Subharmonic resonance and critical eccentricity for the classical hydrogen atomic system

Abstract

Subharmonic resonance behaviors are investigated for the classical hydrogen atom, with classical radiation damping and circularly polarized light acting on the classical electron. This study is intended for both potential experimental applications as well as for deeper theoretical purposes. Long resonant states are predicted for realistic Rydberg atoms and highly excited hydrogen states. Several previously undiscovered physical effects are predicted. First, the semimajor axis remains relatively constant when in subharmonic resonance; second, the eccentricity steadily increases until a maximum, critical value is reached, at which point orbital decay sets in. If the initial orbit is circular, this critical eccentricity value is shown to always be the same for each subharmonic condition, regardless of the initial orbital radius.

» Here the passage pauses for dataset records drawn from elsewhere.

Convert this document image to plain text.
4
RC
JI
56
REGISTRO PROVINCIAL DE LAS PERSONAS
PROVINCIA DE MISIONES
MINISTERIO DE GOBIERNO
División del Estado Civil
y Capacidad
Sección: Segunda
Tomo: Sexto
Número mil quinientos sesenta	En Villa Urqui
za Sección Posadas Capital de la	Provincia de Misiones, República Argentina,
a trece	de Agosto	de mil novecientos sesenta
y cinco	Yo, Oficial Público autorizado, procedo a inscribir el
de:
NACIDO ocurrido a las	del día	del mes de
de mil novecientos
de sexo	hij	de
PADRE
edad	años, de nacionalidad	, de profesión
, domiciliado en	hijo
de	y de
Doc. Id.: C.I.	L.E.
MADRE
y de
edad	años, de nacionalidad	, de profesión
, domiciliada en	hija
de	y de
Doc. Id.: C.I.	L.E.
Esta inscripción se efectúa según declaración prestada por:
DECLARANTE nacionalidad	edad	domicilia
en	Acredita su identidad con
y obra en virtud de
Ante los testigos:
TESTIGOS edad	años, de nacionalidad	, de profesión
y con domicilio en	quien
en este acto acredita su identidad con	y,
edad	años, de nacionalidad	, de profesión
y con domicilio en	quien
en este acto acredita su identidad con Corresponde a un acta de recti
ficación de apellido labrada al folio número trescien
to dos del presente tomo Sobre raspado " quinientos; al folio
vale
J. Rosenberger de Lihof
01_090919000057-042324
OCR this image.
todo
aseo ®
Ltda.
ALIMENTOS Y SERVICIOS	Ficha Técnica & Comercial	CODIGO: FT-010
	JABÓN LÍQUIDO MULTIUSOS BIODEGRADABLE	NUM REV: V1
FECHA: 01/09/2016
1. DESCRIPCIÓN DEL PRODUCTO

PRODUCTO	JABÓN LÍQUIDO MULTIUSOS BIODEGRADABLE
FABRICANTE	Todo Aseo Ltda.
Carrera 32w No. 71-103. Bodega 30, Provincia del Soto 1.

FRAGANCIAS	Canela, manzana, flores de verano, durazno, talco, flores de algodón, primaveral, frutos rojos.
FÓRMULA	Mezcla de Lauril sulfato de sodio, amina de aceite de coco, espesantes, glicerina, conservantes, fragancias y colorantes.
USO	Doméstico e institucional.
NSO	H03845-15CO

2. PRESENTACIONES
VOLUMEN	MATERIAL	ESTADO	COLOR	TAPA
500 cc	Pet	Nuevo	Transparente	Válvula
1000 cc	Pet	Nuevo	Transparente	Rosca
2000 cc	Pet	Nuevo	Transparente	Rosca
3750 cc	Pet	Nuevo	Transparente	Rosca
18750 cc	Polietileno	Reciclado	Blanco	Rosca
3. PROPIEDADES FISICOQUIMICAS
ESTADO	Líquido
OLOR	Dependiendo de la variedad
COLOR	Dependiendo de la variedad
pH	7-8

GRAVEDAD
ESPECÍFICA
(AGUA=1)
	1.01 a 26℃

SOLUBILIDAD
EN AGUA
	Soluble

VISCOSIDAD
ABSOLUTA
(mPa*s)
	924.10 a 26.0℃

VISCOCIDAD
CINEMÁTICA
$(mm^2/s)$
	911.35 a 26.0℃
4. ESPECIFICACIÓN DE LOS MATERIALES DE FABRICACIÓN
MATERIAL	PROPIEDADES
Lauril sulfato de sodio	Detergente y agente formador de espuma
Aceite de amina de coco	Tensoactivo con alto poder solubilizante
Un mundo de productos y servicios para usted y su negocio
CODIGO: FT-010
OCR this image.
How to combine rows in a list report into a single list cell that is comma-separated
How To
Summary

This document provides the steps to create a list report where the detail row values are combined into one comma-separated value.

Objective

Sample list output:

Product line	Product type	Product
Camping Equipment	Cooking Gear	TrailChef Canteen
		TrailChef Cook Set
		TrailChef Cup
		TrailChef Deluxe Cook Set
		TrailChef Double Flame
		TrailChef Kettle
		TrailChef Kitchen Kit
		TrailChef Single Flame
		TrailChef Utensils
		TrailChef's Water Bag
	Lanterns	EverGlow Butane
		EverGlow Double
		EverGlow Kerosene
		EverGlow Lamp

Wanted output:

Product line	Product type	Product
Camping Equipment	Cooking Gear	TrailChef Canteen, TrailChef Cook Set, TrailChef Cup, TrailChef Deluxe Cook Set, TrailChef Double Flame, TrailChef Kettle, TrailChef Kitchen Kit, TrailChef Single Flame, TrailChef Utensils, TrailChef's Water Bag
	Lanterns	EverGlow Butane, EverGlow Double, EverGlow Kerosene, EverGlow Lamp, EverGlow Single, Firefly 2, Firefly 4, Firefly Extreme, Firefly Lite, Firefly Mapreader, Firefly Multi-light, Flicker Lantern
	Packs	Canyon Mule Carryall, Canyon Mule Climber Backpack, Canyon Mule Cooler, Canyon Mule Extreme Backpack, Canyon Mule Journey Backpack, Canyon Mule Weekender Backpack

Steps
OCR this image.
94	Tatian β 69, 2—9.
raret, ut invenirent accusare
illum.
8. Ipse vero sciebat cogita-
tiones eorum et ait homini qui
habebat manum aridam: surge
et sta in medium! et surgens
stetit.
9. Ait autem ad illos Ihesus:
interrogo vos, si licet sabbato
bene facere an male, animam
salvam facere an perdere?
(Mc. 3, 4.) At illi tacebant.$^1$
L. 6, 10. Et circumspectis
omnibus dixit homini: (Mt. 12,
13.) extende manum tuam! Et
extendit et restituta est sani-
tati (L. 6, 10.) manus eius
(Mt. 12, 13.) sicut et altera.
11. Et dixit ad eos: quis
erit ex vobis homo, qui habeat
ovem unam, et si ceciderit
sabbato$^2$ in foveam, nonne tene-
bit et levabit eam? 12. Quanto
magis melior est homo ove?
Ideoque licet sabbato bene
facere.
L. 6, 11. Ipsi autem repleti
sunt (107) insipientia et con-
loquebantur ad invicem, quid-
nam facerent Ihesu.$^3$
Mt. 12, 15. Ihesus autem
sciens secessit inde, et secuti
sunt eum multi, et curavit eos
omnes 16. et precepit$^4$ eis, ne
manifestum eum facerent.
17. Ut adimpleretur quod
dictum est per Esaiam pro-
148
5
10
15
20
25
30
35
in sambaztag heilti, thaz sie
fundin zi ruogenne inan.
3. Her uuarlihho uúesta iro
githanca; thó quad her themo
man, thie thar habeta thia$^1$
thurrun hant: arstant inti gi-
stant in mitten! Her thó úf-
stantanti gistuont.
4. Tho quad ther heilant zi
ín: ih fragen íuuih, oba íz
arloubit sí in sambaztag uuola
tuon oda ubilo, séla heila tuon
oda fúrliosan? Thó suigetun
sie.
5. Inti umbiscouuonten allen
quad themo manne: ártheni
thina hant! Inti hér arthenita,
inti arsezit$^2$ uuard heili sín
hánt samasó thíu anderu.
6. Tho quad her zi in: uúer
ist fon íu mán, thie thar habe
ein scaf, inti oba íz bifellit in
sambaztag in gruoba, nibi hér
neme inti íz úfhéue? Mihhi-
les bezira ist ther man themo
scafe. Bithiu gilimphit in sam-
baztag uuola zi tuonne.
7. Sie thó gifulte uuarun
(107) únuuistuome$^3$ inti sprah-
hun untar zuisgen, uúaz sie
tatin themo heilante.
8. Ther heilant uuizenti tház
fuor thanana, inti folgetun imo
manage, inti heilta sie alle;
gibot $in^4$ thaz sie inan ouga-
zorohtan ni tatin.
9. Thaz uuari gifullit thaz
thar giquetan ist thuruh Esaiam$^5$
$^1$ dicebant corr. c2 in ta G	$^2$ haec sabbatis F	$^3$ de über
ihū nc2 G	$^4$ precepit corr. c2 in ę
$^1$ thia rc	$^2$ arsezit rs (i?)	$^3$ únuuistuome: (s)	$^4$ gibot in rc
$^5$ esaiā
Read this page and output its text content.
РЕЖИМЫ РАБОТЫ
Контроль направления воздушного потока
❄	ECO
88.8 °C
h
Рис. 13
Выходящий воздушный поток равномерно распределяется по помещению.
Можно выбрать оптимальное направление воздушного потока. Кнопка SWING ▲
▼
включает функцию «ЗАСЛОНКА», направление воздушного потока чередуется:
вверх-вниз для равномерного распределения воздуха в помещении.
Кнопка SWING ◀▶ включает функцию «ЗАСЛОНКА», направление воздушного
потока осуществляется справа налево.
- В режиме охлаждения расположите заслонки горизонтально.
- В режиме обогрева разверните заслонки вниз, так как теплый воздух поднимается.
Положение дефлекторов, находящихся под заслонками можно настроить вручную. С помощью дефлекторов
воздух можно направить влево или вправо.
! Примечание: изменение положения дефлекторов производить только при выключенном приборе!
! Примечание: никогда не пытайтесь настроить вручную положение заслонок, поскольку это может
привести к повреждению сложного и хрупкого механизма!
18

An analytic derivation for this result is presented. The illustrated dynamics are of interest for the classical theory of stochastic electrodynamics (SED) regarding whether SED can fundamentally describe more of quantum phenomena, particularly atomic excited state behavior and related emission and absorption spectra. Also of interest are how classical resonances can be imposed on a near continuum of quantum states. Finally, there may be future technological applications, such as “reading” and “writing” information into Rydberg atoms in the form of subharmonic resonances.